A Random Walk Down Wall Street (first published 1973, now in its thirteenth edition) is Malkiel's essential book — the most thorough and best-evidenced case for passive investing in print, arguing that stock prices reflect all available information and that most actively managed funds underperform low-cost index funds after fees over time. It is the foundational text of the index fund revolution that now manages trillions of dollars on behalf of ordinary investors.
What is A Random Walk Down Wall Street about?
A Random Walk Down Wall Street argues that stock prices follow a random walk — meaning past prices provide no reliable information about future prices — and that this makes stock-picking and market-timing strategies unlikely to outperform the market consistently.
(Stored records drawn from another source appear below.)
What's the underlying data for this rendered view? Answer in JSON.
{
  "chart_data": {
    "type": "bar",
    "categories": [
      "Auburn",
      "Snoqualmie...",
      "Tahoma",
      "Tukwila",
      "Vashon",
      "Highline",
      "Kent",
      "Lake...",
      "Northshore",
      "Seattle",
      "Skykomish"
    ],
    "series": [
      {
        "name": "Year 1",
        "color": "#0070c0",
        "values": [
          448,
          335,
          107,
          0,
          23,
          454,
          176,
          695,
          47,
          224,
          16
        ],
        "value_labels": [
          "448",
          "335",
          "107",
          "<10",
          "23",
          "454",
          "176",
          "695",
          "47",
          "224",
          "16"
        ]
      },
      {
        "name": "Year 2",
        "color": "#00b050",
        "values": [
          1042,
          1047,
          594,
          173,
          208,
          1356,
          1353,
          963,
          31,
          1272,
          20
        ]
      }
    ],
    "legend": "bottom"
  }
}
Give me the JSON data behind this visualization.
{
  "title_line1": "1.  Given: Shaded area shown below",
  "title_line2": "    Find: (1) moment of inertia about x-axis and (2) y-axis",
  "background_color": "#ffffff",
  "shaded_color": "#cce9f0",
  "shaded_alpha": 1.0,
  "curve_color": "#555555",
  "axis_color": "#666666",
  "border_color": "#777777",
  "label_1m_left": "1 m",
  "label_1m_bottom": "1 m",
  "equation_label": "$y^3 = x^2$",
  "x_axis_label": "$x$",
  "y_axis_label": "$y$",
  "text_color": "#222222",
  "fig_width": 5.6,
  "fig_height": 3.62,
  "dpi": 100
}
Malkiel systematically examines and dismisses both technical analysis (chart-based prediction) and most forms of fundamental analysis for individual investors, then builds the positive case for low-cost diversified index funds as the rational investment vehicle for most people.
Is A Random Walk Down Wall Street still relevant after fifty years?
More relevant than ever. The evidence for the efficient market hypothesis and against active management has only accumulated since the first edition in 1973. Long-term studies consistently show that the majority of actively managed funds underperform their index benchmarks after fees over 15-20 year periods. Malkiel updates the book regularly — the thirteenth edition covers factor investing, behavioural finance, and cryptocurrency. The core thesis has not changed because the evidence supporting it has not changed.
What should I read after A Random Walk Down Wall Street?
After A Random Walk Down Wall Street, John Bogle's The Little Book of Common Sense Investing provides a shorter, complementary argument from the founder of Vanguard — the man who built the index fund industry Malkiel argued for. Benjamin Graham's The Intelligent Investor is the foundational text for value investing, the approach Malkiel's book is partly in dialogue with. JL Collins's The Simple Path to Wealth is the most practical implementation guide for Malkiel's conclusions, aimed at individual investors building index fund portfolios.